The inclusion of F/E exams in cervical spine clearance protocols did not demonstrate any new long-term iatrogenic neurologic injuries. Consideration should be given to performing MRIs on patients with incomplete F/E radiographs that cannot rule out a ligamentous injury.
本研究评估了屈伸(F/E)位X线片检查后创伤患者神经后遗症的存在情况。
该研究的作者对格拉斯哥昏迷评分为15分、遭受钝性创伤并接受F/E位X线片检查的患者(年龄≥14岁)进行了回顾性分析。X线扫描被定义为阳性、阴性、不确定或不完整。在F/E位X线片检查前后、出院时及随访时评估每位患者的神经状态。

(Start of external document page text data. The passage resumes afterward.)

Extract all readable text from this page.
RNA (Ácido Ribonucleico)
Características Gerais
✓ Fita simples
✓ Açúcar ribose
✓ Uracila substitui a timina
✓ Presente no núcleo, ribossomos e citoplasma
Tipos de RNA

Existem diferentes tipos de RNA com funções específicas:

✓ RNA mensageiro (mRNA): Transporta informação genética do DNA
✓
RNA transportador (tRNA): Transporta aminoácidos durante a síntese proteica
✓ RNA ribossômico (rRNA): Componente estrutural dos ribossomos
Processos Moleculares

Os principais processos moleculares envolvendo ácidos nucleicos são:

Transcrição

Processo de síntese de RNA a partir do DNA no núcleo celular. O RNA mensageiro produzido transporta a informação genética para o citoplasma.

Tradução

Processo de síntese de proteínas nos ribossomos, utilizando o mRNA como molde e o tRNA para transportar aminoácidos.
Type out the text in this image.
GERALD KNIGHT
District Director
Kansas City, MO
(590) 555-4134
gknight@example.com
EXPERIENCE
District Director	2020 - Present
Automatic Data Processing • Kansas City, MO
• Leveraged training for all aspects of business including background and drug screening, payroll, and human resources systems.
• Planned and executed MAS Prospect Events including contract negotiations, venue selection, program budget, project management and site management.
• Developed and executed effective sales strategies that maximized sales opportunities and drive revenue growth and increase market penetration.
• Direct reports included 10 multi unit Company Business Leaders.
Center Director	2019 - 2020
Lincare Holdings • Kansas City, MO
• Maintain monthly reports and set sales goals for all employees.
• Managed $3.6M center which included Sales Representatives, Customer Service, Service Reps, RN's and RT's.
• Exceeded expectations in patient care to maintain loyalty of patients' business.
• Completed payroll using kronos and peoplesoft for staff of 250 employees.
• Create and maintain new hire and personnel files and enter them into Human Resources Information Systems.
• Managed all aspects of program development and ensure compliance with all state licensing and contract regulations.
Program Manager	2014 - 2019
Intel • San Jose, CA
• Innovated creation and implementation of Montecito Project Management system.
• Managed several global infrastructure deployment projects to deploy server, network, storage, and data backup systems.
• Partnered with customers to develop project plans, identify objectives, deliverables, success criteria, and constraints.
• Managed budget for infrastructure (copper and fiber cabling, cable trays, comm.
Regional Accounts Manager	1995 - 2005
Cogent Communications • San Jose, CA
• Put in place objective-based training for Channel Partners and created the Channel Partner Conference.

纳入分析的501例患者中,84.6%(n = 424)的F/E位X线片为阴性,3.2%(n = 16)为阳性。10%(n = 51)的患者F/E位X线片不完整,2.0%(n = 10)因无法排除韧带损伤而结果不确定。3例患者(0.6%)经MRI证实有韧带损伤,均因疼痛导致最初的F/E位X线片不完整。F/E位X线片检查前后均无患者有记录在案的神经功能缺损。3例最初F/E位X线片为阴性的患者因神经后遗症症状返回诊所。其中2例患者症状缓解,在未来随访时无进一步问题。第3例患者经进一步评估发现有慢性神经症状。
在颈椎评估方案中纳入F/E位X线片检查未显示任何新的长期医源性神经损伤。对于F/E位X线片不完整且无法排除韧带损伤的患者,应考虑进行MRI检查。